Umwelt & Gesundheit in Democratic Republic of the Congo
Luftqualität, Grünflächen und Nachhaltigkeitspolitik
Luftqualitätsindex
Daten zur Luftqualität sind aus der Datenbank nicht verfügbar (AQI N/A, stabiler Trend). Städtische Gebiete wie Kinshasa sind mit Umweltverschmutzung durch Bergbau, Fahrzeuge und Biomasseverbrennung konfrontiert, aber es gibt keine nationale Überwachung. Ländliche Gebiete sind aufgrund der Wälder wahrscheinlich besser. Es wurden keine größeren Regierungsinitiativen gemeldet; Industrieemissionen sind unreguliert.
Wasserqualität
Nur 52 % der Bevölkerung haben Zugang zu sicher verwaltetem Trinkwasser; Verschmutzung durch Bergbau (Quecksilber, Säure) kontaminiert Flüsse.

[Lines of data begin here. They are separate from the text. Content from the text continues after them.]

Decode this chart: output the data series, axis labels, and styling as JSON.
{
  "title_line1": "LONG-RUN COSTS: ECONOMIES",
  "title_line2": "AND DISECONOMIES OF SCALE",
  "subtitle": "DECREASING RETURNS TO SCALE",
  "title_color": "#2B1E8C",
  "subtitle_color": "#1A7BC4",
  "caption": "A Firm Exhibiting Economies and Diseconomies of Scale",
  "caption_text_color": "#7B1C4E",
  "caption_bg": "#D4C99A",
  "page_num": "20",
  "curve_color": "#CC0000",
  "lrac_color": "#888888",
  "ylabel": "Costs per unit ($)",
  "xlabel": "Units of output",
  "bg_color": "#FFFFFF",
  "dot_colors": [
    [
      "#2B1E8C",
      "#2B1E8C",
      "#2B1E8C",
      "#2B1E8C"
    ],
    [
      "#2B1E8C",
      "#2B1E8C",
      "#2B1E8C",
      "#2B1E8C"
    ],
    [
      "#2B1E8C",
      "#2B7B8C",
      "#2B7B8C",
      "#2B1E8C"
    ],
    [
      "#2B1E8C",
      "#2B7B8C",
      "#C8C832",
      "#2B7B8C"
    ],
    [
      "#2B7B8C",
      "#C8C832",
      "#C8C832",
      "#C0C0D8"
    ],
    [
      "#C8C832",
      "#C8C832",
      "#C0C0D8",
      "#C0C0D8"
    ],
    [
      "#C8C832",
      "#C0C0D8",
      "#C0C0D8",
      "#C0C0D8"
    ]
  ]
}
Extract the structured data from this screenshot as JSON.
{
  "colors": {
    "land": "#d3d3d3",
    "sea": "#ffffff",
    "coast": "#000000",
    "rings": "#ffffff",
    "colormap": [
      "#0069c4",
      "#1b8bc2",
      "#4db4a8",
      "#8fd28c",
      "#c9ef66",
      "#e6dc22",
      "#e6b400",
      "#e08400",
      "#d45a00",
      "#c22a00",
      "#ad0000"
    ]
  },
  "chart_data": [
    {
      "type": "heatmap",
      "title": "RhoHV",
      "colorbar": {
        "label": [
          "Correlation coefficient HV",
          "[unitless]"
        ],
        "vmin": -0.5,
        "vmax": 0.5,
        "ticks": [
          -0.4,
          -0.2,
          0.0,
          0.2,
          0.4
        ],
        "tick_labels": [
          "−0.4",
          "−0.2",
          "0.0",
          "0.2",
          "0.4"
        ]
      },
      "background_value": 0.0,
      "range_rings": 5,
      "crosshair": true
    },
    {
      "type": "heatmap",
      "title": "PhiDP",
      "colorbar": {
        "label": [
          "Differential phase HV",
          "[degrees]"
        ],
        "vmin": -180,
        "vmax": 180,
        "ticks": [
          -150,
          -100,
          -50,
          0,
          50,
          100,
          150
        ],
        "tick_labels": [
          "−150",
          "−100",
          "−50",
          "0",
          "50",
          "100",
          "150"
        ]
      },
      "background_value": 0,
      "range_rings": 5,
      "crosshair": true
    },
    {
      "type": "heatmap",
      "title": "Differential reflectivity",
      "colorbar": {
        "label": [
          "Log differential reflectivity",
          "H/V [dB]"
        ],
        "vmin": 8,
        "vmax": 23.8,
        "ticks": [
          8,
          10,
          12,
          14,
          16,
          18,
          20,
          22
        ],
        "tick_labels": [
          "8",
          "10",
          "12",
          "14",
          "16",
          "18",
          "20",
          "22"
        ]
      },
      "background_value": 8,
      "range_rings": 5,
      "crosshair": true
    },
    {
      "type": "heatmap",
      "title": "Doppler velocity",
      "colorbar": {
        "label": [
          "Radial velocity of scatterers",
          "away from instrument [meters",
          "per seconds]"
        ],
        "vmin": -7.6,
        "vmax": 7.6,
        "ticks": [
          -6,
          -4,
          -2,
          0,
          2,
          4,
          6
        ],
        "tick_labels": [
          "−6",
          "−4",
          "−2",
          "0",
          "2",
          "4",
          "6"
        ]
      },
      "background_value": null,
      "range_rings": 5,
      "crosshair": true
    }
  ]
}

Der Kongo-Fluss ist mit Industrie- und Abwassereinleitungen konfrontiert. Die staatliche Überwachung ist begrenzt; die Behandlungsstandards außerhalb der Städte sind schlecht.
Recyclingsystem
Keine nationalen Recyclingdaten verfügbar (Rate N/A%). Informelle Müllsammlung existiert in Städten; keine formelle Infrastruktur oder erfasste Arten. Plastikmüll wird nicht verwaltet und trägt zur Flussverschmutzung bei.
Grünflächen
Die DRK hat 67 % Waldfläche (152 Millionen ha), den zweitgrößten tropischen Wald weltweit. 17 Nationalparks, darunter Virunga und Salonga (UNESCO-Stätten). Schutzgebiete bedecken 15 % der Landfläche, aber die Entwaldung beträgt durchschnittlich 500.000 ha/Jahr durch Landwirtschaft und Bergbau.
Umweltpolitik
Die DRK hat das Pariser Abkommen ratifiziert; NDC-Ziele sind eine Emissionsreduzierung von 19,7 % bis 2030 (bedingungslos 10,8 %). Der Waldkodex von 2002 reguliert den Holzeinschlag; ein Moratorium für neue Konzessionen besteht seit 2002, wird aber oft verletzt. Keine Ziele für erneuerbare Energien; Wasserkraftpotenzial ungenutzt.
- •Waldkodex 2002
- •Nationale Entwaldungsstrategie 2021
- •Paris NDC 2021
Naturkatastrophenrisiko
HOCHHäufige Katastrophen: Überschwemmungen, Erdrutsche, Dürren. Die Überschwemmungen von 2023 töteten über 300 Menschen, 500.000 wurden vertrieben. Hohes Risiko durch Überläufe des Kongo-Flusses.
Nachhaltigkeitsinitiativen
CAFI (Central Africa Forest Initiative) unterstützt die REDD+-Strategie der DRK; über 500 Millionen US-Dollar für reduzierte Entwaldung zugesagt. Ziel ist eine Netto-Entwaldung von 0 % bis 2030.
Wasserkraftprojekt Inga III (40 GW Potenzial) zur Bereitstellung sauberer Energie; derzeitige Wasserkraft ~95 % des Stroms, aber geringer Zugang (19 % der Bevölkerung).
Das USAID CARPE-Programm stärkt die Virunga- und Salonga-Parks gegen Wilderei/Entwaldung.